October 12, 2022: The number of people who will either develop liver cancer or die of it will increase by more than 55 per cent by 2040, according to a study.
Primary liver cancer was among the top three causes of cancer death in 46 countries in 2020. And among the top five causes of cancer death in nearly 100 countries, including several high-income countries.
Some 905,700 people were diagnosed with liver cancer, and 830,200 died from the disease globally in 2020, according to scientists from the International Agency for Research on Cancer (IARC), a World Health Organization agency based in Lyon, France. To lower these numbers, countries need to reduce the incidence of liver cancer by at least 3 per cent.
“Liver cancer causes a huge burden of disease globally each year,” senior author Isabelle Soerjomataram, MD, PhD, deputy branch head of cancer surveillance at the cancer research centre, said in a release. “It is also largely preventable if control efforts are prioritized — major risk factors include hepatitis B virus, hepatitis C virus, alcohol consumption, excess body weight, and metabolic conditions including type 2 diabetes.”

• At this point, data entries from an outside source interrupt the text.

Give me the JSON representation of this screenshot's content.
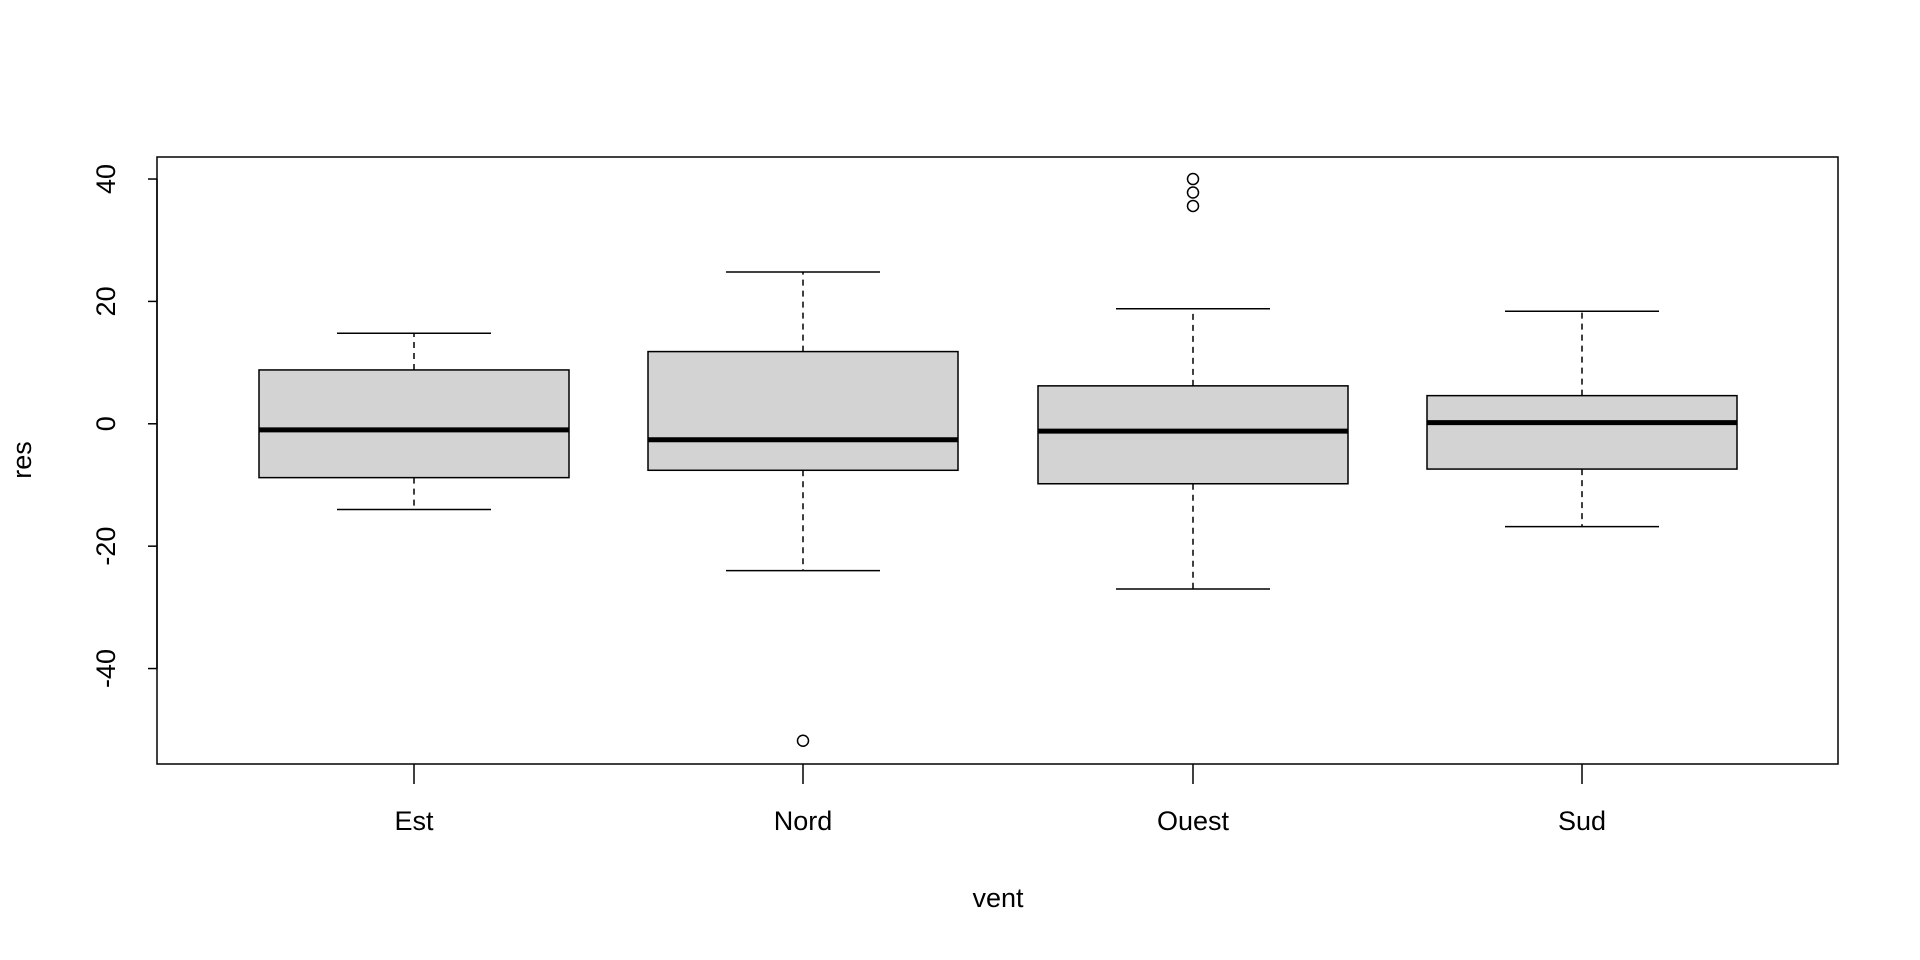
{
  "chart_data": {
    "type": "box",
    "x_label": "vent",
    "y_label": "res",
    "categories": [
      "Est",
      "Nord",
      "Ouest",
      "Sud"
    ],
    "boxes": [
      {
        "whisker_low": -14,
        "q1": -8.8,
        "median": -1,
        "q3": 8.8,
        "whisker_high": 14.8,
        "outliers": []
      },
      {
        "whisker_low": -24,
        "q1": -7.6,
        "median": -2.6,
        "q3": 11.8,
        "whisker_high": 24.8,
        "outliers": [
          -51.8
        ]
      },
      {
        "whisker_low": -27,
        "q1": -9.8,
        "median": -1.2,
        "q3": 6.2,
        "whisker_high": 18.8,
        "outliers": [
          40,
          37.8,
          35.6
        ]
      },
      {
        "whisker_low": -16.8,
        "q1": -7.4,
        "median": 0.2,
        "q3": 4.6,
        "whisker_high": 18.4,
        "outliers": []
      }
    ],
    "color": "#d3d3d3",
    "ylim": [
      -55.6,
      43.6
    ],
    "yticks": [
      -40,
      -20,
      0,
      20,
      40
    ]
  }
}
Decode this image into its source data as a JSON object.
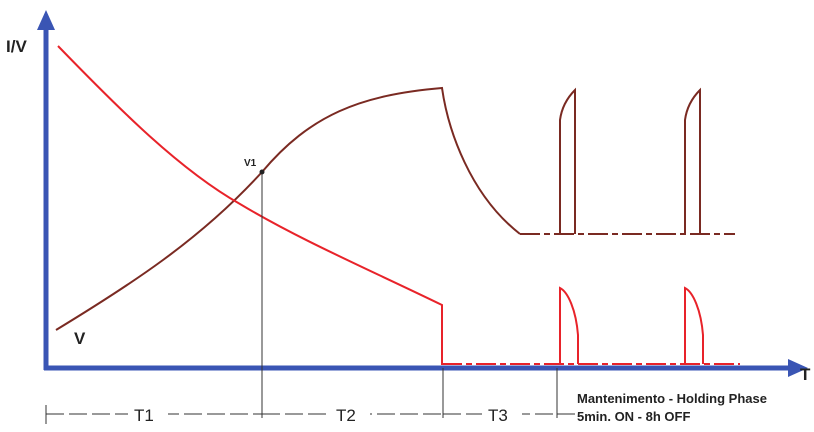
{
  "diagram": {
    "y_axis_label": "I/V",
    "x_axis_label": "T",
    "voltage_label": "V",
    "point_label": "V1",
    "segments": [
      {
        "label": "T1"
      },
      {
        "label": "T2"
      },
      {
        "label": "T3"
      }
    ],
    "holding_phase": {
      "line1": "Mantenimento - Holding Phase",
      "line2": "5min. ON - 8h OFF"
    },
    "colors": {
      "axis": "#3a55b4",
      "voltage_curve": "#7a2a22",
      "current_curve": "#e8232a",
      "guide_lines": "#333333"
    }
  }
}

Cancer that starts in the liver is called primary liver cancer, with the most common type being hepatocellular carcinoma (HCC). A second type begins as many small cancer nodules throughout the liver, most often seen in people with cirrhosis (chronic liver damage) and is the most common.
To estimate the global burden of liver cancer and predict the number of cases and deaths in 2040, investigators used data on primary liver cancer cases and deaths from the International Agency for Research on Cancer’s GLOBOCAN 2020 database, which keeps cancer incidence and mortality estimates for 36 cancer types in 185 countries worldwide. Population projections from the United Nations were used to compute the predicted deaths.
Liver cancer incidence and mortality rates were highest in East Asia, North Africa, and Southeast Asia.
“The number of people diagnosed with or dying from liver cancer per year could increase by nearly 500,000 cases or deaths by 2040 unless we achieve a substantial decrease in liver cancer rates through primary prevention,” said Dr. Soerjomataram.
Liver Cancer Is Often Preventable
Liver cancer is often preventable. Hepatitis B and C infections from blood transfusion have come down thanks to routine testing. Still, both can be transmitted through contaminated needle sharing (illicit drug use), and hepatitis B can be transmitted through unsafe sexual contact. All these infection routes are preventable. Early diagnosis is another factor.
Alcohol abuse can lead to liver cirrhosis; abstinence or moderate use is important to prevent that. Another IARC study found that 17 per cent of liver cancer cases can be avoided by reducing alcohol consumption.
Other causes of fatty liver and cirrhosis are nonalcoholic fatty liver disease, often a result of obesity, hypertension, high cholesterol, and diabetes. All these can be avoided with a healthy lifestyle and medicines.
Tips to avoid liver disease and cancer
- Limit your alcohol consumption. The guidelines suggest that men drink no more than two alcohol units per day and women no more than one.
- Control your weight. This can reduce the risk of developing fatty liver disease or the risk factors associated with developing fatty liver disease.
- Quit Smoking.
- Get hepatitis B vaccination.
The findings were published in the Journal of Hepatology.